Все с любопытством посмотрели на Смоленского. Еще не было случая, чтобы Смоленский не отмазался.
— А буква С не подошла, выходи на букву А! — не оплошал он и на этот раз.
— Отоврался! отоврался! — радостно кричали олигархи, хлопая Смоленского по плечам. Авен насторожился и поежился.
— Нечестно! — сказал он. Я лучше знаю. Катилась мандаринка по имени Иринка, в школу не ходила, двойку получила. А когда пошла опять, получила цифру пять. А когда пошла домой, получила цифру ноль!

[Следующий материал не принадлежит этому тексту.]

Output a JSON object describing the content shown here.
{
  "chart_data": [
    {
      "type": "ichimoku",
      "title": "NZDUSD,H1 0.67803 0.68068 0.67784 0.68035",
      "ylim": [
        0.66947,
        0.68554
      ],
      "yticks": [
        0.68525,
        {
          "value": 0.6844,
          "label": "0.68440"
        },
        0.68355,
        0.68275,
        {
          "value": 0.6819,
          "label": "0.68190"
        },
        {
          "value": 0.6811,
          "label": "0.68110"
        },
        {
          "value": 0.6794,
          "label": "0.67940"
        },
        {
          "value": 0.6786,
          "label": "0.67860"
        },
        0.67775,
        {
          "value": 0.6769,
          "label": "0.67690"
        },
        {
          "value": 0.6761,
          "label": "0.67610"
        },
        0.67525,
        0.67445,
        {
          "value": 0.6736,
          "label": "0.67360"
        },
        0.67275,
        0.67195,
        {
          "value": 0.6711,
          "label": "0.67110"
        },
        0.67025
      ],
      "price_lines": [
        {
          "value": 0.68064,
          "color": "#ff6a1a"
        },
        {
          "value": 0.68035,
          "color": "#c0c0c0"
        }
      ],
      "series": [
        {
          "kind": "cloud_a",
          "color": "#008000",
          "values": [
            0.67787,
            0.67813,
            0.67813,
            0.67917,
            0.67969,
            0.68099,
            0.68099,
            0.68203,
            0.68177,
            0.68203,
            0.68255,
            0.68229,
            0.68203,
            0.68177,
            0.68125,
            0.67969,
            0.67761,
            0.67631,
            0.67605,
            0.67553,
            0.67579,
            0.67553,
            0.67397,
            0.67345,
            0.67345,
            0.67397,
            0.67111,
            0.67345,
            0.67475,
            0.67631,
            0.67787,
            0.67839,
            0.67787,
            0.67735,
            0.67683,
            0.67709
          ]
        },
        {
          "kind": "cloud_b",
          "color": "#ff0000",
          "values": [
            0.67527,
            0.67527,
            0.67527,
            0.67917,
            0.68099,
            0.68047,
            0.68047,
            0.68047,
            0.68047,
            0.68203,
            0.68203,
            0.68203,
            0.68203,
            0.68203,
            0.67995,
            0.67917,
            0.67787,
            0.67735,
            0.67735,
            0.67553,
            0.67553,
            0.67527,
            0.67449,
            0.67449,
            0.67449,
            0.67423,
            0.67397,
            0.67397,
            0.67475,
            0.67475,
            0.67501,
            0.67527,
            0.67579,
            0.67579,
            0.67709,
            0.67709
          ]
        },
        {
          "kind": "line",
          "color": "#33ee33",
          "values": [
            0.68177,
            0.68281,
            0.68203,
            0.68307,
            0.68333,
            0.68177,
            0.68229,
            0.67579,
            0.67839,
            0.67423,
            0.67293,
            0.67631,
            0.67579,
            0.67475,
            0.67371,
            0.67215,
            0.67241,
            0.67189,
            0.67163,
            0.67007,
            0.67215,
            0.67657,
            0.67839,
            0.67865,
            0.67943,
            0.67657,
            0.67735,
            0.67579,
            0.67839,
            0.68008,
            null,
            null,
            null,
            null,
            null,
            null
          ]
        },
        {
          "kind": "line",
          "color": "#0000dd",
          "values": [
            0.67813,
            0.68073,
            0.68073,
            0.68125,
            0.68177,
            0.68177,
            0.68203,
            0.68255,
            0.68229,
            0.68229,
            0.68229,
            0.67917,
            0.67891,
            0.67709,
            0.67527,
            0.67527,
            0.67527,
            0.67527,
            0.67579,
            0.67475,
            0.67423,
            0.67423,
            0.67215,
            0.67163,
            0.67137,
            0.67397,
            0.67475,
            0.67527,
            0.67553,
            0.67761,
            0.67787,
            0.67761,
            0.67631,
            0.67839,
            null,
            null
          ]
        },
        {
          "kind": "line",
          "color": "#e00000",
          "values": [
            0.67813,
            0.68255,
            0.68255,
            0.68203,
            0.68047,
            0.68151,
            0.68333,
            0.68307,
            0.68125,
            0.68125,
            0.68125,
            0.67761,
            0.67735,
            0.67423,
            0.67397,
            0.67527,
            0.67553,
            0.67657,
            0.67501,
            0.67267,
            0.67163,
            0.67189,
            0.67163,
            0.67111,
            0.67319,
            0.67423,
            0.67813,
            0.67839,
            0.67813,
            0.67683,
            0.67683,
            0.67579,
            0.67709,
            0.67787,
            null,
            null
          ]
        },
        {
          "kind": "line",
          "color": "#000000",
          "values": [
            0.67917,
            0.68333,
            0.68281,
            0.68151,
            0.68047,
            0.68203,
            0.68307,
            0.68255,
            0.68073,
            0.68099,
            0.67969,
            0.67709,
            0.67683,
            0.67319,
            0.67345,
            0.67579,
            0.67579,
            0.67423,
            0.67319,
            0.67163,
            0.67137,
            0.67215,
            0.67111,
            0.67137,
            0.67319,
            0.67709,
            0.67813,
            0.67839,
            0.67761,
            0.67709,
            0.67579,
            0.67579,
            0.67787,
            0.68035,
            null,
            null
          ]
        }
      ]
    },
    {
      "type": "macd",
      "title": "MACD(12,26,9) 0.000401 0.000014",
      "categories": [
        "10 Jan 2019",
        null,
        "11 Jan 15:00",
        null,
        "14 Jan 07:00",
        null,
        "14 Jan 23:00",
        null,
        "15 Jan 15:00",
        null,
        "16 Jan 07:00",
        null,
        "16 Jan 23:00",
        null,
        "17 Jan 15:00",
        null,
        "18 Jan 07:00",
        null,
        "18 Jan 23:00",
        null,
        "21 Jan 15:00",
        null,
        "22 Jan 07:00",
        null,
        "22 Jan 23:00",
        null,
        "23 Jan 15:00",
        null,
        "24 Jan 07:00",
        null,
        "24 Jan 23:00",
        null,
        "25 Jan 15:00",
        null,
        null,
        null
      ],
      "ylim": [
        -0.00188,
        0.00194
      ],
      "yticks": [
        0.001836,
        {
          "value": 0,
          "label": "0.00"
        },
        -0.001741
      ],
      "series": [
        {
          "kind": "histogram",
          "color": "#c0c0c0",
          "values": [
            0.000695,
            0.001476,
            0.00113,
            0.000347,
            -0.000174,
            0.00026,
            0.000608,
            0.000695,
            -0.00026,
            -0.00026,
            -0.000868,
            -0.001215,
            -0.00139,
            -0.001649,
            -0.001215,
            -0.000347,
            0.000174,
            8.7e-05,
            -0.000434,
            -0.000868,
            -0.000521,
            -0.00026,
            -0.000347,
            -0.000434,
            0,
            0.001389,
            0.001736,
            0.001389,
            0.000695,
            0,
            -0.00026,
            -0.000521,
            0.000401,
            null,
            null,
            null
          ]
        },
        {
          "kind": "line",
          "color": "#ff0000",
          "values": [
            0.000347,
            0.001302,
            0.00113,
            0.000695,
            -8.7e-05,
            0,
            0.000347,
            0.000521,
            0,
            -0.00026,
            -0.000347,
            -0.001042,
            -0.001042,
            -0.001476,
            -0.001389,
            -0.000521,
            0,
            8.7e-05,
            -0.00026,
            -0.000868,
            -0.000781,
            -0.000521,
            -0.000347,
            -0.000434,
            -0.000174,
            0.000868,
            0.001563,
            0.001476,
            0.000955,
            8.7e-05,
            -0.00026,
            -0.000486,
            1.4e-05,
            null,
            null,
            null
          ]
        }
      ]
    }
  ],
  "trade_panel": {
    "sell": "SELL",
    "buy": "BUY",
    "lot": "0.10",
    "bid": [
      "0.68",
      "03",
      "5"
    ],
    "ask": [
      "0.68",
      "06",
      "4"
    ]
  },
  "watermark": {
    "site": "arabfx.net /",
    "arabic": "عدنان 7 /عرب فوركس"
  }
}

Ноль выпал Лесину. Лесин был человек с железными нервами.
— Я в такие бессмысленные игры не играю, — пожал он плечами. — Что за бредовый текст! Я предлагаю старый, проверенный вариант: эники-беники-ели вареники, эники-беники-клец!
Клец выпал Гусинскому. Но Гусинский тоже был не пальцем делан и немедленно нашелся:
— Там продолжение, продолжение! Эники-беники-клец, вышел советский матрос!
Матроц, как всегда в считалочках Гусинского, выпал Березовскому.
— Это что еще за матроц! — возмутился Березовский. — Матроца не бывает! Это все ваши еврейские штучки!
— Еврей, еврей! — заобзывались олигархи, обрадовавшись поводу потыкать пальцем в одного из себя.
— А ты не еврей, да? — обиженно спросил Гусинский. — Я еврей, а ты не еврей?
— А я карачаево-черкес! — радостно запрыгал Березовский, показывая удостоверение.
— А я чукот, а я чукот! — весело вторил ему Абрамович, тоже размахивая удостоверением.
— Не чукот, а вовсе чукча! — поправил его Фридман.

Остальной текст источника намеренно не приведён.